Why HDFS data becomes unbalanced
Factors such as addition of DataNodes, block allocation in HDFS, and behavior of the client application can lead to the data stored in HDFS clusters becoming unbalanced.
Addition of DataNodes
When new DataNodes are added to a cluster, newly created blocks are written to these DataNodes from time to time. The existing blocks are not moved to them without using the HDFS Balancer.
Behavior of the client application
In some cases, a client application might not write data uniformly across the DataNode machines. A client application might be skewed in writing data, and might always write to some particular machines but not others. HBase is an example of such a client application. In other cases, the client application is not skewed by design, for example, MapReduce or YARN jobs.

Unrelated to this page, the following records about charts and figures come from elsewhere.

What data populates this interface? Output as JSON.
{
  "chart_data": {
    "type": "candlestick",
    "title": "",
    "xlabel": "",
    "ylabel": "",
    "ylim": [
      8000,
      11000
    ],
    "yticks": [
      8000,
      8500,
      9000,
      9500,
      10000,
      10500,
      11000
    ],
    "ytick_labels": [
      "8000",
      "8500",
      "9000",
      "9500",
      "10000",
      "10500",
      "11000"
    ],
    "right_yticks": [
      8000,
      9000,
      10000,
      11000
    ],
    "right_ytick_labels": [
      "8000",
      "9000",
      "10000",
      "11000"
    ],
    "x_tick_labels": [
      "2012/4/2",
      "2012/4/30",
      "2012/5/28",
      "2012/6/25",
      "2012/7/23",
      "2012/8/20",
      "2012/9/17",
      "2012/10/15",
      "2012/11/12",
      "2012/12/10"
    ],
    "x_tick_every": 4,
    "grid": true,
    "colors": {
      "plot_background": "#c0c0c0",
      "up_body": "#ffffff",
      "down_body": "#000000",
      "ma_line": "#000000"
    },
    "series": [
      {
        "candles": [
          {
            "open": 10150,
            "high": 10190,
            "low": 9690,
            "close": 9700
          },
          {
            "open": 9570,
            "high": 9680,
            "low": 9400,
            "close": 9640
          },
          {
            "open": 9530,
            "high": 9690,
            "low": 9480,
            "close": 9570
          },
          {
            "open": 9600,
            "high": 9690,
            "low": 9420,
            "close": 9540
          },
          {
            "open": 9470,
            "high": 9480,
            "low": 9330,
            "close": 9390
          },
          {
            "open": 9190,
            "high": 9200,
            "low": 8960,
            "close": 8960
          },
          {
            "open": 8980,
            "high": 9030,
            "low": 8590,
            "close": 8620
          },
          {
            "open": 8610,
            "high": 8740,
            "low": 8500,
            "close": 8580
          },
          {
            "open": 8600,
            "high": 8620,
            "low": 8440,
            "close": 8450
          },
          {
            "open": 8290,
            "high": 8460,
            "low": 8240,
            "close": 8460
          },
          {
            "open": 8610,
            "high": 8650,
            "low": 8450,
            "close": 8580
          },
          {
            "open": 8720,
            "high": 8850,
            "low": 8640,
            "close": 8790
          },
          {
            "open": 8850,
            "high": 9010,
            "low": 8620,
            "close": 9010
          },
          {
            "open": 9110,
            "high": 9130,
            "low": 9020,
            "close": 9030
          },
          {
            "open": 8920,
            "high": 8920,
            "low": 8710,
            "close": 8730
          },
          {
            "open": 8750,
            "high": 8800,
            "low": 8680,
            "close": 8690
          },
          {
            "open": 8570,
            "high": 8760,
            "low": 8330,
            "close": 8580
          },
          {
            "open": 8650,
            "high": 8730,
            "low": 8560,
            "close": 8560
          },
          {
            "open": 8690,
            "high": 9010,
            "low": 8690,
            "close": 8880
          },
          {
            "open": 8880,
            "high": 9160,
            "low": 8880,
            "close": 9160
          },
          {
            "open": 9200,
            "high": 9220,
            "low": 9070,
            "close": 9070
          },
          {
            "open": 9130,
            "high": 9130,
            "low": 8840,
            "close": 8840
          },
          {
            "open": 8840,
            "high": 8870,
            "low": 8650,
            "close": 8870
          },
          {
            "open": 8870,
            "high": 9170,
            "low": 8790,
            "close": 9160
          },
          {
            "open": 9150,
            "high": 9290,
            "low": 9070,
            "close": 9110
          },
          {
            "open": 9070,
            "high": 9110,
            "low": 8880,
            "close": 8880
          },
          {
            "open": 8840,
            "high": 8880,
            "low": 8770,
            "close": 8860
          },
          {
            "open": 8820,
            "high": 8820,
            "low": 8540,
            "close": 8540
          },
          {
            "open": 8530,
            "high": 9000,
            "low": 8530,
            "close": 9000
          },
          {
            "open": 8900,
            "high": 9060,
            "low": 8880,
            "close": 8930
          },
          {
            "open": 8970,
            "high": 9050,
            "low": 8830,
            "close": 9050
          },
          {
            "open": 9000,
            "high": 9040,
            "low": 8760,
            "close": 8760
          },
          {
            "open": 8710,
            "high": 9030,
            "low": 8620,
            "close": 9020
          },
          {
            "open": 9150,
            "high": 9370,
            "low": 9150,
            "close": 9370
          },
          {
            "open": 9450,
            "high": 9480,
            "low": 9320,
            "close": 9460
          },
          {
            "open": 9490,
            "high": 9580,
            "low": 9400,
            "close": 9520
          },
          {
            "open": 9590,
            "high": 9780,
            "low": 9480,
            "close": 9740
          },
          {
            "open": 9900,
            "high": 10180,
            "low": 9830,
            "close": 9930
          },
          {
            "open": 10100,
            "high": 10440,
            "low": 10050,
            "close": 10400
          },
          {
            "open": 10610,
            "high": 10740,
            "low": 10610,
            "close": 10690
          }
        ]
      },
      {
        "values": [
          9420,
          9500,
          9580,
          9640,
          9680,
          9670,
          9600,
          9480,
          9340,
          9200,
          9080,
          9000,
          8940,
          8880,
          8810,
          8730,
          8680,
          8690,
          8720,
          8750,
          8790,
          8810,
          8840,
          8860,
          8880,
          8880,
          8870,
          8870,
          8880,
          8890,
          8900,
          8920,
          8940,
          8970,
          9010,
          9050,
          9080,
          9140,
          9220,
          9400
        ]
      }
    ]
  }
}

The data is skewed so that some of the jobs write significantly more data than others. When a Datanode receives the data directly from the client, it stores a copy to its local storage for preserving data locality. The DataNodes receiving more data generally have higher storage utilization.
Block allocation in HDFS
HDFS uses a constraint satisfaction algorithm to allocate file blocks. Once the constraints are satisfied, HDFS allocates a block by randomly selecting a storage device from the candidate set uniformly. For large clusters, the blocks are essentially allocated randomly in a uniform distribution, provided that the client applications write data to HDFS uniformly across the DataNode machines. Uniform random allocation might not result in a uniform data distribution because of randomness. This is generally not a problem when the cluster has sufficient space. The problem becomes serious when the cluster is nearly full.